🤖 AI Summary
This study investigates the efficacy and risks of large language models (LLMs) in generating expert-level systems engineering (SE) artifacts. Given SE’s inherent dependence on interdisciplinary knowledge, domain depth, and operational context, the work employs zero-shot prompt engineering—without fine-tuning—to elicit SE documentation from multiple LLMs, benchmarking outputs against expert-generated artifacts as the gold standard. A mixed-method evaluation combines quantitative metrics (semantic similarity, embedding distance) with qualitative expert assessment. The study首次 systematically identifies and categorizes three latent failure modes: premature requirement definition, unsubstantiated numerical estimation, and excessive specification. Results show that state-of-the-art LLMs, under carefully engineered prompts, produce text indistinguishable from expert output on standard NLP metrics; however, expert review reveals critical, high-risk conceptual flaws. The work cautions against uncritical adoption of general-purpose LLM outputs in SE practice and provides a methodological framework and risk taxonomy for deploying trustworthy AI in safety- and mission-critical engineering domains.
📝 Abstract
Multi-purpose Large Language Models (LLMs), a subset of generative Artificial Intelligence (AI), have recently made significant progress. While expectations for LLMs to assist systems engineering (SE) tasks are paramount; the interdisciplinary and complex nature of systems, along with the need to synthesize deep-domain knowledge and operational context, raise questions regarding the efficacy of LLMs to generate SE artifacts, particularly given that they are trained using data that is broadly available on the internet. To that end, we present results from an empirical exploration, where a human expert-generated SE artifact was taken as a benchmark, parsed, and fed into various LLMs through prompt engineering to generate segments of typical SE artifacts. This procedure was applied without any fine-tuning or calibration to document baseline LLM performance. We then adopted a two-fold mixed-methods approach to compare AI generated artifacts against the benchmark. First, we quantitatively compare the artifacts using natural language processing algorithms and find that when prompted carefully, the state-of-the-art algorithms cannot differentiate AI-generated artifacts from the human-expert benchmark.
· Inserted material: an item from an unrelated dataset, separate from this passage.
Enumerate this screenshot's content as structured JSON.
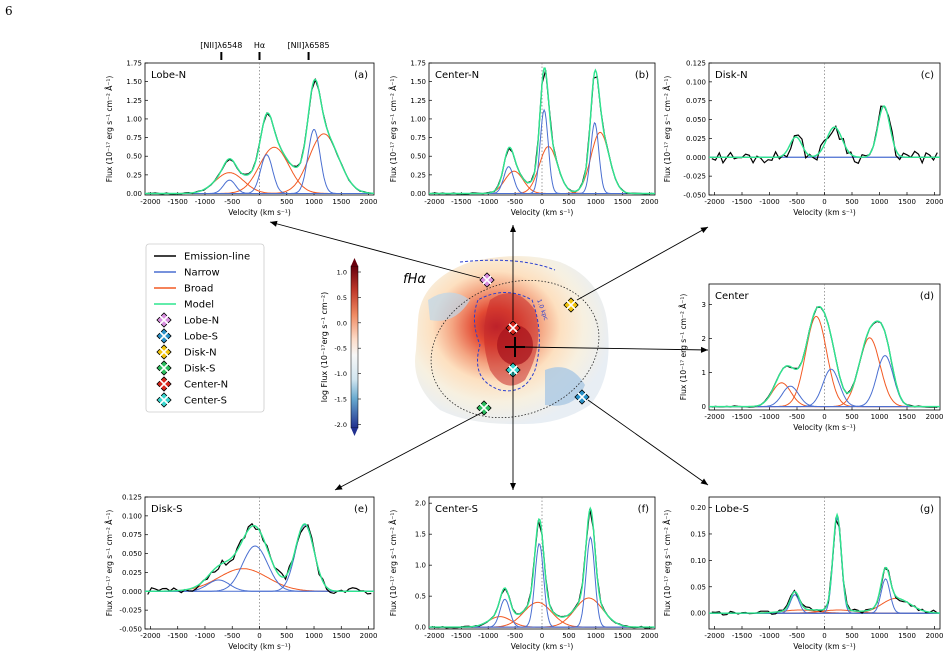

Second, we conduct a qualitative deep dive to investigate how they differ in terms of quality. We document that while the two-material appear very similar, AI generated artifacts exhibit serious failure modes that could be difficult to detect. We characterize these as: premature requirements definition, unsubstantiated numerical estimates, and propensity to overspecify. We contend that this study tells a cautionary tale about why the SE community must be more cautious adopting AI suggested feedback, at least when generated by multi-purpose LLMs.